Change Control
When making changes to a house you will not casually knock out a wall to expand a room – it may be a weight bearing wall. You are not going to randomly dig a hole in your front yard – a sewer line may be there. Any modification to your house is going to have great deal of thought and planning assembled for it. The Change control frameworks such as ITIL and Six Sigma are formalized methods to provide the methodology and thought process behind changes in your IT infrastructure. Change Control, even in its most basic form, is critical to the smooth operation and the availability of your network services.
There was an IDC study done in 2004 that showed Operator Error was responsible for a full 60% of all the reasons that Service Levels were not met. The others were Application Failure at 20%, Other non-security events were 15%. Only 5% was from what is traditionally thought of as Security-Related (cyber-attacks).
Change Control concerns the often-neglected leg of the CIA triad – Availability. If your IT systems are not available to authorized users, then this is a security failure. It is the responsibility of a Security Architect to make sure the systems are always available. If 60% of the reasons that service levels are not met are operator error, then a lot of focus should be put on solving this problem.
There are various frameworks for how to implement Change Control such as ITIL, Six Sigma. It takes a very mature IT program to fully implement these frameworks. But to start, focus on reducing operator error as this is perhaps more important for meeting Service Levels in the Availability piece of the CIA triad. If you set controls to reduce operator error, you may well find you reduced the other areas at the same time. Traditionally IT has put almost all the money and time into the 5% that are actual security issues (meaning what is commonly thought of as Cyber Attacks or hacking). This is time and money poorly spent and will not solve the larger problems.
Focusing on reducing operator error with Change Control means that before a change takes place in a production system that due care and due diligence have been performed to make sure the change is successful, that all pertinent parties involved are informed of the change, that there is a way to put everything back like it was if the change fails.

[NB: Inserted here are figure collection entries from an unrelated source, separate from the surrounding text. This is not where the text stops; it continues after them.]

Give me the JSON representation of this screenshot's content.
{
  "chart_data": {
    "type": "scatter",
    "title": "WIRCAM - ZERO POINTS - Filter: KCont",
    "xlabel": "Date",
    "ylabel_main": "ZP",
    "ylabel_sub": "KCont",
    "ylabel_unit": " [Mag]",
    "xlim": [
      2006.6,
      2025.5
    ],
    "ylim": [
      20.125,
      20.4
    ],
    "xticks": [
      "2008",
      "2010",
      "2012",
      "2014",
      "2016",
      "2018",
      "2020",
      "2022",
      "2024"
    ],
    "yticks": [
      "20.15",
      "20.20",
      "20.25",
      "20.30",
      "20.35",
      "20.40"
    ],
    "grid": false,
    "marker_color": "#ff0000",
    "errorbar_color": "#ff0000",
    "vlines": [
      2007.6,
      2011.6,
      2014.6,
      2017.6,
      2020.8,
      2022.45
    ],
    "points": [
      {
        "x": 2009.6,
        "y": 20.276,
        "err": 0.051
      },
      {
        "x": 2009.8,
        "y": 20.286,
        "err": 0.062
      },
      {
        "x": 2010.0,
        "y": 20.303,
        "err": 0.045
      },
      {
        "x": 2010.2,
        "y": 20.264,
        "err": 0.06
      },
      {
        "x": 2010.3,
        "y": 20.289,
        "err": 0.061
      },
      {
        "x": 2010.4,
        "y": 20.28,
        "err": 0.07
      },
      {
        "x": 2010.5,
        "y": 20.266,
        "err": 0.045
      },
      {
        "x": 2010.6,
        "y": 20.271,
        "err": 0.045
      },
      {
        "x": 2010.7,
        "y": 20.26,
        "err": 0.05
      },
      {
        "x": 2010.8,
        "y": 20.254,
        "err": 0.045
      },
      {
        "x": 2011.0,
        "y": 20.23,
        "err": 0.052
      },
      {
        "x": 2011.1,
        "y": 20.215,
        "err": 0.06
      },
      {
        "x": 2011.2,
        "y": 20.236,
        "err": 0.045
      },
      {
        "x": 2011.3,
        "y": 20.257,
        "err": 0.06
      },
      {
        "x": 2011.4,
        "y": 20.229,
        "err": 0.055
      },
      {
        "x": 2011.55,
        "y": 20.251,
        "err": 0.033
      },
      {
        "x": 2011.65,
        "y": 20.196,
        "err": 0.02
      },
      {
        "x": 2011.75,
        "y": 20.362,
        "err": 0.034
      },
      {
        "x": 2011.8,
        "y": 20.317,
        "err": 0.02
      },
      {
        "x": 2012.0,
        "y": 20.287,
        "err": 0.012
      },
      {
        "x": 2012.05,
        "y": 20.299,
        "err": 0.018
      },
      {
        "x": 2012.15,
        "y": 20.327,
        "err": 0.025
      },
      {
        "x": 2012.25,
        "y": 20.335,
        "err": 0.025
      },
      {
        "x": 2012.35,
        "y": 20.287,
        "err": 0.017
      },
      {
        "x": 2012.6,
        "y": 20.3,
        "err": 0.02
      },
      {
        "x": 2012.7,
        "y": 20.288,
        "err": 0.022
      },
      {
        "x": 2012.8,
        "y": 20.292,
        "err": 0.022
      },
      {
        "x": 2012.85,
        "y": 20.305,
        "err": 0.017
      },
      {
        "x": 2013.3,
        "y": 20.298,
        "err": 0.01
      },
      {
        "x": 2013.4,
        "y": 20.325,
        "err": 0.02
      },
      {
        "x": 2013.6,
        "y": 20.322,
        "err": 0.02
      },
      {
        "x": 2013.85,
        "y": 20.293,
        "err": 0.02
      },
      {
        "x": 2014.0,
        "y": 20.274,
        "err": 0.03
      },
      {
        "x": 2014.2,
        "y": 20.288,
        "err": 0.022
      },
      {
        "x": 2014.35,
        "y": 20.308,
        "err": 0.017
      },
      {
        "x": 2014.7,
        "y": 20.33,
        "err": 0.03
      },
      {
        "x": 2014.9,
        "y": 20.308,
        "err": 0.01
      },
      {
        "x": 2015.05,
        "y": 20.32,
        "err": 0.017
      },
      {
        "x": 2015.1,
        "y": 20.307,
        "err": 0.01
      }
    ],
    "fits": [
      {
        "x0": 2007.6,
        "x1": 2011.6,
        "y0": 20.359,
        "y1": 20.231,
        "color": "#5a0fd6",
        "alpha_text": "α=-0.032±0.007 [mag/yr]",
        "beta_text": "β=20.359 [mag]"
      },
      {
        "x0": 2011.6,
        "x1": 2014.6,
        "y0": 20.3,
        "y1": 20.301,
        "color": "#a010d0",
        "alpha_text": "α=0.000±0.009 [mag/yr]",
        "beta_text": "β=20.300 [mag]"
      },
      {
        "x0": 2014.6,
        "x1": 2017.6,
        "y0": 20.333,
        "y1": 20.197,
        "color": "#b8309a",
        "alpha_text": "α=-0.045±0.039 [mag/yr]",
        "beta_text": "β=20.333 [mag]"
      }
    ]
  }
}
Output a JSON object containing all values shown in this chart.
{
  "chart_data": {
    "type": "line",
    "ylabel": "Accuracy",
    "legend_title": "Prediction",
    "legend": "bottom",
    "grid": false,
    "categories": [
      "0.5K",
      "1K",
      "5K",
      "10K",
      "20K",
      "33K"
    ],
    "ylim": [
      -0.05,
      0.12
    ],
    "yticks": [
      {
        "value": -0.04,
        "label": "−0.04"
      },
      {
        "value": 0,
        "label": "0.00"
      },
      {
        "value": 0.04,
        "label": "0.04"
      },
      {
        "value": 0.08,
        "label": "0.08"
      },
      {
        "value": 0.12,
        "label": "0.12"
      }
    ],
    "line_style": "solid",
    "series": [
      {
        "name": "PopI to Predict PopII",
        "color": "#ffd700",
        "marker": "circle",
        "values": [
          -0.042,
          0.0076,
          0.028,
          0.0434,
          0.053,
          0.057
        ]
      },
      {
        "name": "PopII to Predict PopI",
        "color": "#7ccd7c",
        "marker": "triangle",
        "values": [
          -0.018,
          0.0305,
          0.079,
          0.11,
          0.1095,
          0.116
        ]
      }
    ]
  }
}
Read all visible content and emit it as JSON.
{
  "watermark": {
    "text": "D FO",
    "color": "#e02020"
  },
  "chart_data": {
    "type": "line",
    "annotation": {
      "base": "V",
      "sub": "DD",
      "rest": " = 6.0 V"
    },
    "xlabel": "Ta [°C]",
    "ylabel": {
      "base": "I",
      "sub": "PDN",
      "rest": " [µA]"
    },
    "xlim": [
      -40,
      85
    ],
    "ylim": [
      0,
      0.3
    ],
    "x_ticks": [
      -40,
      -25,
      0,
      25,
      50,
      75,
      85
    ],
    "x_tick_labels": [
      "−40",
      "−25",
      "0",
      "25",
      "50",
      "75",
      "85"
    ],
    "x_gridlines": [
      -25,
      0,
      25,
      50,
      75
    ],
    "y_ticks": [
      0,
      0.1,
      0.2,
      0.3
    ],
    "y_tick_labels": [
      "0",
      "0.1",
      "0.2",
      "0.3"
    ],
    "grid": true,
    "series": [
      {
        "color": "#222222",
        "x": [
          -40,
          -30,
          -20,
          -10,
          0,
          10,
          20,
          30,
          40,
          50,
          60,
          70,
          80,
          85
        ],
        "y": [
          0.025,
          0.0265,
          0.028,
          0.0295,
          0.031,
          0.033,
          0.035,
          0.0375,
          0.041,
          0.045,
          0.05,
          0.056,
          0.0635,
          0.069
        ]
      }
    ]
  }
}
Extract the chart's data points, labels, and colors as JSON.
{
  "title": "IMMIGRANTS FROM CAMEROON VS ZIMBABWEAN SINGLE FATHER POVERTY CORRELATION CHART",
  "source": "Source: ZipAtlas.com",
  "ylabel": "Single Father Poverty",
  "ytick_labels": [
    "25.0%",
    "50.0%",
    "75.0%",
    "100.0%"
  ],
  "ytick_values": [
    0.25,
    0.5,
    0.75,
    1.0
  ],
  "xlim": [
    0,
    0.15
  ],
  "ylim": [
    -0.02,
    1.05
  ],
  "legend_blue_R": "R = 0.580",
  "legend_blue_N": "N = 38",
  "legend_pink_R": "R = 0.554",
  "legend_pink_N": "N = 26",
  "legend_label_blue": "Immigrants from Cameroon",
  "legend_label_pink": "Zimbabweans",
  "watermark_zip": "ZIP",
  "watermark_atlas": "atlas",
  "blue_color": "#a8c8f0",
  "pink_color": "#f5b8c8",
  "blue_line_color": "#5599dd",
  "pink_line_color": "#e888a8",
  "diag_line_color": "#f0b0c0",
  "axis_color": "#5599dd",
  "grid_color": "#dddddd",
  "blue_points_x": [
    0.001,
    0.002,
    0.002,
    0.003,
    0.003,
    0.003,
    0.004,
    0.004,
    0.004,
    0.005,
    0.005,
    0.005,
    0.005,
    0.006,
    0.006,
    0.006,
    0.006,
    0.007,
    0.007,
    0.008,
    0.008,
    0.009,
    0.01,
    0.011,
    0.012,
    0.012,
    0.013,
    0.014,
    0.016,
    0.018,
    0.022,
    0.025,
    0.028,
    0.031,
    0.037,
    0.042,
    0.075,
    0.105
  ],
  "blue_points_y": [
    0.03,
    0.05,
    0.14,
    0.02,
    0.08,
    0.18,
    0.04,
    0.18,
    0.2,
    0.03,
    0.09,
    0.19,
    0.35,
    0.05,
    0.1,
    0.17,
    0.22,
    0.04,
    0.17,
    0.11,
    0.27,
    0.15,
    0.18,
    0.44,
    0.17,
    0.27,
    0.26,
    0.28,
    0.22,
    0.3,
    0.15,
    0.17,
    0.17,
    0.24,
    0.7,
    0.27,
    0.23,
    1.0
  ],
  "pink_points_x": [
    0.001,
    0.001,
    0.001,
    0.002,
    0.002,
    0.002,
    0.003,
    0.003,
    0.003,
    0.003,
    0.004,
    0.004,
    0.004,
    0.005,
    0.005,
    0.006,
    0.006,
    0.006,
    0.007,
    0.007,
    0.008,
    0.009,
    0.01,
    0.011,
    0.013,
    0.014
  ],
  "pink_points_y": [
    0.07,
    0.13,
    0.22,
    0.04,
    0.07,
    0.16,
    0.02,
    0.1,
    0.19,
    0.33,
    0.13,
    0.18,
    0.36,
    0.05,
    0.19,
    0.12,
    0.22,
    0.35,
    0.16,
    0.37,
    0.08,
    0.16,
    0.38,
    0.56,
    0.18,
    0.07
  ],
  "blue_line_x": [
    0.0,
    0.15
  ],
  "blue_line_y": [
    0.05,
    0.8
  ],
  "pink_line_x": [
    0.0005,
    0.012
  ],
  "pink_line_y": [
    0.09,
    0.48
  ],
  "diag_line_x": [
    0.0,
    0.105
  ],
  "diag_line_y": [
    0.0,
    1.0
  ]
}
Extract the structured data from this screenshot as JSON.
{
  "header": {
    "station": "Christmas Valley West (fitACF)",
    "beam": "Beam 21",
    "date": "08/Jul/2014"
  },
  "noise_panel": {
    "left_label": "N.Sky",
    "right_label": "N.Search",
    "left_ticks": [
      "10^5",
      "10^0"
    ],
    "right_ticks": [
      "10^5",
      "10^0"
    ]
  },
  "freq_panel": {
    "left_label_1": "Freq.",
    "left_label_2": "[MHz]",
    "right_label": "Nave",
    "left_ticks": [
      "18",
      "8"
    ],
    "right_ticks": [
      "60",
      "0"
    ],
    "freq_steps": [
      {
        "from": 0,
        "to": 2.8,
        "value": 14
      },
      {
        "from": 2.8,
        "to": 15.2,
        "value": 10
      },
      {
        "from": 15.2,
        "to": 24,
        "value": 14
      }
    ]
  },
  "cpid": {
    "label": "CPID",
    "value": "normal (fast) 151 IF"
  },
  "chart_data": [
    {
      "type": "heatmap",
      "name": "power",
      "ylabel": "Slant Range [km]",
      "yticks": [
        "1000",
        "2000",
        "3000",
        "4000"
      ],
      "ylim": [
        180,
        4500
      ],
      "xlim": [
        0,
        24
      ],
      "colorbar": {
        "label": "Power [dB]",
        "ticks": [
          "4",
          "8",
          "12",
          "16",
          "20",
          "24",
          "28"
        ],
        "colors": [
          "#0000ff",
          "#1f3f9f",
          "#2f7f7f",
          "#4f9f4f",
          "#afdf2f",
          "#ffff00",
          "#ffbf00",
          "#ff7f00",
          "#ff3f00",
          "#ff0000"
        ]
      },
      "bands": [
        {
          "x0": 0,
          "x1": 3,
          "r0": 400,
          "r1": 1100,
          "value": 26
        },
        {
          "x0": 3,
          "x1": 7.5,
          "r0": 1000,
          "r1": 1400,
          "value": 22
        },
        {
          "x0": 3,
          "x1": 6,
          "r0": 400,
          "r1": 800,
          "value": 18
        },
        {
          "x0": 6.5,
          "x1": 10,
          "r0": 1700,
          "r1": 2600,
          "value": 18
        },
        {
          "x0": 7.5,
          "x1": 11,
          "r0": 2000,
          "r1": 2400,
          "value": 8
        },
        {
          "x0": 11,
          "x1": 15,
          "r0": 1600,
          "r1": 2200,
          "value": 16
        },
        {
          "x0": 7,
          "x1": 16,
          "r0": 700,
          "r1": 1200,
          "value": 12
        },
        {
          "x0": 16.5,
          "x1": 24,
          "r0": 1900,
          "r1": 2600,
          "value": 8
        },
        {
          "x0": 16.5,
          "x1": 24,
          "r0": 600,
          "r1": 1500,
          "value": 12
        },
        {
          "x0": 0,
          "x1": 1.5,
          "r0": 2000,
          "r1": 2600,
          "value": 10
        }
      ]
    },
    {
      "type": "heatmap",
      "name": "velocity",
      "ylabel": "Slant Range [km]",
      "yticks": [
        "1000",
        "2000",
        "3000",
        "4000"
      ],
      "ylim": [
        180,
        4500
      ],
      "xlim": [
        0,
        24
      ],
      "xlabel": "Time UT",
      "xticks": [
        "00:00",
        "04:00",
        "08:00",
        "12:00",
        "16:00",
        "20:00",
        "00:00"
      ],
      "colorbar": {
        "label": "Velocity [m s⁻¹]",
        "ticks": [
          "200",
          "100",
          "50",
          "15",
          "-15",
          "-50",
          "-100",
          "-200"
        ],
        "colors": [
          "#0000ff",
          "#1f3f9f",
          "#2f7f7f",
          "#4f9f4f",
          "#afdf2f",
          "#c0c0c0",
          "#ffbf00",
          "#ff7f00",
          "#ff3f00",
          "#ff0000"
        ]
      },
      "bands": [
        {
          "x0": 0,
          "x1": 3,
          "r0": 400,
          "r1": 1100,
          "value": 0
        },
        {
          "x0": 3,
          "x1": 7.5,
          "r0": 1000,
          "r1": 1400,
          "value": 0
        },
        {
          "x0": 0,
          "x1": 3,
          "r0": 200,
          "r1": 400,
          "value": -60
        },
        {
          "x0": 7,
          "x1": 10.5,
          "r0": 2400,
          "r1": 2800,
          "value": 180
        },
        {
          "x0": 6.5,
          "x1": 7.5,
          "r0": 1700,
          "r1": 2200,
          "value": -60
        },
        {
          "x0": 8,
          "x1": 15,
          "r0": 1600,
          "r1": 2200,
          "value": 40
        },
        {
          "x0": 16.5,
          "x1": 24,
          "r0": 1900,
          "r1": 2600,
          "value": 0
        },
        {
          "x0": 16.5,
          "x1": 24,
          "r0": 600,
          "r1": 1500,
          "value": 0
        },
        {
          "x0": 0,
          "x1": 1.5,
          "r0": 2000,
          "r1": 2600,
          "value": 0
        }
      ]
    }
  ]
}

Change Control to reduce operator error will also address the problem of possible mistakes. Can a production console be confused with a development console? Can a habitual command be double checked before execution? Are network wiring rooms cleaned, orderly and does all equipment have accurate labels?
Lastly Change Control will have predictive capabilities, change prevention, change alerts and remediation. Systems should be in place to detect thresholds that may be indicative of problematic changes such as full hard drives or circuits that are nearing full capacity. Systems should be in place that prevent certain kinds of changes (whitelists or read only states). Systems should also be in place that detect changes and additionally put things back the way they were. Of course, these systems should also notify the appropriate parties of such happenings.
Implementing a Change Control process with all these characteristics will also provide a powerful set of mitigations to the remaining reasons for a lack of availability. Application failures (the 20%) can be prevented by predictive change detection and automated change reversal to a known good state. Other events (the 15%) and actual cyber-attacks (the 5%) can be prevented by the change prevention systems.
Least Privilege is your design and Change Control is your measuring tape. You can’t build Secure IT systems without them both.